For investors and managers hoping to align the ethical and fiduciary goals of their portfolios, the cost and benefits of impact investing are often difficult to quantify. In a recently published research paper, however, authors Andrew Lo, a professor of finance at the Massachusetts Institute of Technology, and Ruixun Zhang, a research affiliate at the MIT Laboratory for Financial Engineering and an assistant professor at Peking University, have proposed a framework that managers and allocators can use to determine the actual financial effect that an impact investment has on their portfolio. Impact is any kind of investing that has objectives above and beyond financial performance, such as socially responsible investing (SRI), environmental, social, and corporate governance (ESG) mandates, or any other non-financial investment criteria that takes into account social priorities and agendas.
The framework considers the correlation between the impact factor (that is, the limitations that determine which securities can or cannot be included in the portfolio) and the performance of those securities on an individual basis. Historically, investors have simply viewed impact investing as an extension of standard portfolio selection, but with additional constraints. This assumption, they say, implies that impact investments have a “non-superior risk/reward profile” — in other words, that they perform worse than investments that aren’t saddled with impact mandates.

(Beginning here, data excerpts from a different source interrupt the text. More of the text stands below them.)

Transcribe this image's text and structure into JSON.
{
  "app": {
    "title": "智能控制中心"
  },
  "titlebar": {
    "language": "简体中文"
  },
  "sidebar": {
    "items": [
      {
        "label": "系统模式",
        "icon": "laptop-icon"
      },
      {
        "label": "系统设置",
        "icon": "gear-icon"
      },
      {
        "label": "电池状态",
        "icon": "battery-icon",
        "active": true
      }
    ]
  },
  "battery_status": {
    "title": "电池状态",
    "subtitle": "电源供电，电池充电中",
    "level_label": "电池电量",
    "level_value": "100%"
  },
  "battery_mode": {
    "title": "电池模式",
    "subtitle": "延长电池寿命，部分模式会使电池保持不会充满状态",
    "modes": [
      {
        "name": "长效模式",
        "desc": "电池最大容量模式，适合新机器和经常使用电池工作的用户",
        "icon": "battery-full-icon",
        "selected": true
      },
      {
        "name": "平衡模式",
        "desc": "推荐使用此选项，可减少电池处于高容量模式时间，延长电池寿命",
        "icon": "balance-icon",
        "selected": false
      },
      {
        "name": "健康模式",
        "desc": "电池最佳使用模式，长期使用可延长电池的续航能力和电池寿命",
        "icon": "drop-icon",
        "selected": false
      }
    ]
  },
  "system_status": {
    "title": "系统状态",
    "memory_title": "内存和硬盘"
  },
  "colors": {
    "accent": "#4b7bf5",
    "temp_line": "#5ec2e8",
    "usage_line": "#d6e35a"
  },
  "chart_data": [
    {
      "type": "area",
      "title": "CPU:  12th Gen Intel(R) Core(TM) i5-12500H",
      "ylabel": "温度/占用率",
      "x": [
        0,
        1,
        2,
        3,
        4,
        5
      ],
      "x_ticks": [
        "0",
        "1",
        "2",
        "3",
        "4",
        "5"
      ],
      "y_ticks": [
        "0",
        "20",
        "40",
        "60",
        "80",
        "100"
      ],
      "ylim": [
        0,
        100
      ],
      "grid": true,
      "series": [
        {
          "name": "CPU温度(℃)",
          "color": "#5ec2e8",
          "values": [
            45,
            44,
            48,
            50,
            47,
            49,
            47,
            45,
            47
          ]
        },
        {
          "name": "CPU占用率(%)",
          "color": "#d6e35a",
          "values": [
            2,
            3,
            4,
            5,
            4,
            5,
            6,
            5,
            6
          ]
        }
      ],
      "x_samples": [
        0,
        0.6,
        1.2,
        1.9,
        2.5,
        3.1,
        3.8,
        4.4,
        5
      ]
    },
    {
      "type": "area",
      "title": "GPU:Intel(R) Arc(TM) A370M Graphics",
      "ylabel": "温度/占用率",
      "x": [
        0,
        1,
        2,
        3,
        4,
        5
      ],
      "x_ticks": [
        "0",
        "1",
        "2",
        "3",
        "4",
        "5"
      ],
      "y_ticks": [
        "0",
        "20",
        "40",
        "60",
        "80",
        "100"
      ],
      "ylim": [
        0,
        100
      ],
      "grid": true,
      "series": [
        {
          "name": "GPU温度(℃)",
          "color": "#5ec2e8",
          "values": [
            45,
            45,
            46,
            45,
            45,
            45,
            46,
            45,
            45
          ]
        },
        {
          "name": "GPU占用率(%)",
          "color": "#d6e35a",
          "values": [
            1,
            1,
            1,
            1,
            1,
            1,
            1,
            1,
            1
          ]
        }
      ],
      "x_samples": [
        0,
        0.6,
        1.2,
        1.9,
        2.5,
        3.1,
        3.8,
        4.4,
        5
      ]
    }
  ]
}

“Typically, when we teach impact investing, the party line that finance academics give is that ‘if you’re going to limit your universe to a subset of securities, then clearly you’re going to disadvantage the client,’” Lo told Institutional Investor.
But that assumption isn’t always accurate, the authors argue. It’s based on the idea that the constraint (that is, the impact mandate) is statistically independent of the returns. What they’ve discovered is that sometimes that’s true, but sometimes it isn’t — and that it depends on whether or not the impact criteria have some actual relationship to the performance characteristics of the securities in the portfolio.
“Imagine if the subset of securities you are going to constrain your investor to happen to be those securities that Warren Buffett is going to invest in over the next three years,” Lo explained. “Now, let’s not debate whether we can get access to that information, but I think we can all agree that [that] sounds like a pretty good idea. So clearly, the act of limiting your investments to a subset [is not by itself] enough to guarantee [that] you’re going to make investors worse off.” As another example, Lo said to try to imagine a scenario in which a portfolio manager was limited to only investing in securities that started with the letter “Q.” Obviously, because that constraint has nothing to do with how well or how poorly those stocks might perform, its use wouldn’t necessarily help or hurt investors in that portfolio.
And that’s exactly what the two men discovered: That impact investing can have both positive and negative impacts on a portfolio’s risk-return profiles, and that it’s the proper selection of individual securities in a portfolio that matters, not the constraints placed on the portfolio. Equipped with this information, the authors realized that investors and managers needed a way to quantify this effect.
“That’s what we do in our framework,” Lo said. “The idea is to take various kinds of impact[s] and put them on the same footing. We developed a quantitative framework to illustrate [that it’s the] correlations between the selection methodology and the ultimate performance of the security [that] determines whether or not impact investing is going to have a positive or negative impact. And we show how you can actually measure it, and then once you measure it, we show how you can take advantage of it or disclose it to investors.”
The paper uses the Cystic Fibrosis Foundation as an example of how this performance method can be mutually beneficial to managers, investors, and stakeholders. Over the course of 12 years, the CF Foundation invested $150 million into a Boston-based biotechnology firm called Vertex Pharmaceuticals, in the hope that Vertex could develop a drug that would minimize the effects of CF. This campaign resulted in the development of a drug called Kalydeco, which minimizes the underlying causes of CF. In 2014, the foundation sold its royalties from the development for $3.3 billion, a massive return.
“That’s an example of a very, very profitable impact investment,” Lo said. “Keep in mind, the CF Foundation couldn’t care less about monetary return. Their goal was to develop a drug. Because of their single-minded focus, that’s what enabled them to succeed.” Lo said that the CF story is a strong example of a causal relationship: The impact could not have happened without the return, and the return couldn’t have occurred without the impact.
Lo’s and Zhang’s framework can be applied to institutional portfolios in three different ways, Lo said. First, the framework will open up the dialogue between investors and portfolio managers about the specificities of their impact investments. “It’s a framework for discharging fiduciary responsibilities,” Lo said.
Second, the framework gives portfolio managers a way to optimize how they achieve impact. According to the findings, once the correlation is measured, managers can use standard portfolio theory methodology to construct a “super efficient” portfolio, Lo said.
The third application of the framework is performance attribution. After a manager has made the investments and disclosed the projected performance to the allocator, the framework can calculate the actual performance. “Once again, you can communicate to your investors whether or not you achieved the impact [that] you said you would, and if the cost to investors was what you represented,” Lo said.